I follow it with my eyes, but not my feet.

My first instinct is to scoop Harper up and make a run for the door like always. Then I hear the voice again, clearer now—Ren.

What if he’s hurt?

Without thinking, and with no weapon, no plan, I run to find out.

I stop in the doorway of the sitting room. My heart throbs in my throat. Ren is there, alive, and not bleeding. But he’s standing over the man who is.

Elijah kneels on the ground. His nose drips blood into his mouth. He’s clinging to Ren’s knee like he’s begging him.

There’s a fine red line between having a knife pressed to your throat and having a knife pulled across it.

“Ren, I swear—” he rasps.

Ren hits him again.

I hear a tiny, jumping gasp from just behind me. Harper slips right past my legs, and she bolts into the living room. Toward Ren. Who is towering over his brother, Elijah slumping down into just a lump on the living room floor. His hand paws the air, reaching for the coffee table, but he can’t get up.

“What are you doing?” Harper asks.

“Out,” Ren rasps.

“Harper—!”

I rush to get her as Harper totters toward Elijah.

“Did you hit your head?” she asks, all sweet, oblivious concern. “I’ll get Applesauce! He’s a doctor!”

She goes rushing out of the room.

“Nadia, keep her out of here,” Ren practically snarls.

“What the hell are you doing—”

Elijah has gotten back on his feet. He stares at the floor. Won’t look at Ren, won’t look at me. Blood drips off the end of his nose.

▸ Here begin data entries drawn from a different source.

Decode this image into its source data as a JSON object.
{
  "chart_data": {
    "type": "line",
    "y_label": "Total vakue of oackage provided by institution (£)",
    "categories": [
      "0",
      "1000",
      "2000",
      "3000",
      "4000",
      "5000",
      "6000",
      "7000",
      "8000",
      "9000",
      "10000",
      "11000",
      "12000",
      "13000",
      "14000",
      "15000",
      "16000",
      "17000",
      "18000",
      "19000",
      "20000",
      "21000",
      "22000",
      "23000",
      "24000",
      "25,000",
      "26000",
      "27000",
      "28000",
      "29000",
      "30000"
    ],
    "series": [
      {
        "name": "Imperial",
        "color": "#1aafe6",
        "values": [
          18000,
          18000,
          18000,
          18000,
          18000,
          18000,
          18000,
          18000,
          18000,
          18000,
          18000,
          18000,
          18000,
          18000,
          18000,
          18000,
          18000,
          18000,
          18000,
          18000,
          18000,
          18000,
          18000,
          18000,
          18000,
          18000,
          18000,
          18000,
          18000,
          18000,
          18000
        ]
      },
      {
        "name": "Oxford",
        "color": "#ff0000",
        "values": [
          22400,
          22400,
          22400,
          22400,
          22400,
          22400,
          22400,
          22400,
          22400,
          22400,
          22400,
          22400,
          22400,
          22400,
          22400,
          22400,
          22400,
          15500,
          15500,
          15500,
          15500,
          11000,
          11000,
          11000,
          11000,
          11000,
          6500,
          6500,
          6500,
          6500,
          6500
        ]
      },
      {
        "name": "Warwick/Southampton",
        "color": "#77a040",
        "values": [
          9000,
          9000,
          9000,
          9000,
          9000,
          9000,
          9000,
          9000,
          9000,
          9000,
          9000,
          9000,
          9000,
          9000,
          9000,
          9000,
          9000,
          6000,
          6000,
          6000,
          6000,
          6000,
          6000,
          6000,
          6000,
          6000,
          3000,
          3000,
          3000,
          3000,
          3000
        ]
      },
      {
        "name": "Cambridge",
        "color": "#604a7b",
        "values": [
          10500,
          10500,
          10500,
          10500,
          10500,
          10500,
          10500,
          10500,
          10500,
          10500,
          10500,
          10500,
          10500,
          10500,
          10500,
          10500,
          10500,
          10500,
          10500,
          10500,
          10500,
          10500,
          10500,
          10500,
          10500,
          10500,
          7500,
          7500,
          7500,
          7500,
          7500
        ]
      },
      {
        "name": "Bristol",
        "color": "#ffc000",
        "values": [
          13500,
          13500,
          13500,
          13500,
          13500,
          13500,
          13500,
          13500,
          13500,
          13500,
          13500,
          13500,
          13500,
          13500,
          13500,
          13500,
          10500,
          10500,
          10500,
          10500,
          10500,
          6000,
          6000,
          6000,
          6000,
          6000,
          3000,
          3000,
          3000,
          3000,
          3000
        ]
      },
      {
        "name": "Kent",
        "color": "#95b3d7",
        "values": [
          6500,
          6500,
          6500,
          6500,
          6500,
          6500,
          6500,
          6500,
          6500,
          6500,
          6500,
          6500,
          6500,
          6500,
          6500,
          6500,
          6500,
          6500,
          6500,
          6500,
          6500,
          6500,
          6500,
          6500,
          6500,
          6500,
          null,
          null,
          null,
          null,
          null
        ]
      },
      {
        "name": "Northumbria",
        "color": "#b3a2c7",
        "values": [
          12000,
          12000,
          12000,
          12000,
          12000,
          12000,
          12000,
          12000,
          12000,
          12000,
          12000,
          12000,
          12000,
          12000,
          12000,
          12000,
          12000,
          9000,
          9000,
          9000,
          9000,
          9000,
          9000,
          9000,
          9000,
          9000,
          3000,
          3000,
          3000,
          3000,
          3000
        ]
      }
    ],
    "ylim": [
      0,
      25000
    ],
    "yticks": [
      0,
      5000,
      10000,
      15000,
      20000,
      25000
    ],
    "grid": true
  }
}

“What did he do?” I finally ask, anger turning cold in my gut. Was he the reason Harper was in the hospital? Or is he just the next one that Ren is taking it out on?

Harper comes zipping back in, giraffe in hand at the same moment Ren bellows an angry, “Out!” toward me.

Harper’s feet skid. Her eyes are big, shimmery, as she thinks she’s the one being yelled at. She’s never been talked to like that before. Her face crumples. Her breathing turns into a breathy sob. And then all at once, those little eyebrows knit together, and she takes a big breath, and she marches right up to Ren and pokes him in the leg with an angry finger.

“That’s not nice!” she yells at him. Her almost-crying becomes indignation in a second flat. “You—you have to talknice, or you don’t talk at all!”

She’s puffed up just like him.

“Harper,” I say cautiously, trying to draw her out of this awful mess. “Come on, leave Ren alone, he needs to—”

“No!” she snaps, with a tiny stomp of her foot. “Daddy needs to say sorry!”

Ren is shaken out of his daze.

My mafia husband stands there with bloody knuckles, a man at his feet, and his own six-year-old telling him his business like she’s the mob boss in the room.

Elijah hasn’t dared to move, the whole moment stretched and inflated like a balloon about to pop.

Ren meets Harper’s gaze. Her glare could be a mirror image of mine in all the times I disciplined her. I wouldn’t be surprised if she tries to put him in time-out, totally oblivious to the seriousness of what she walked in on.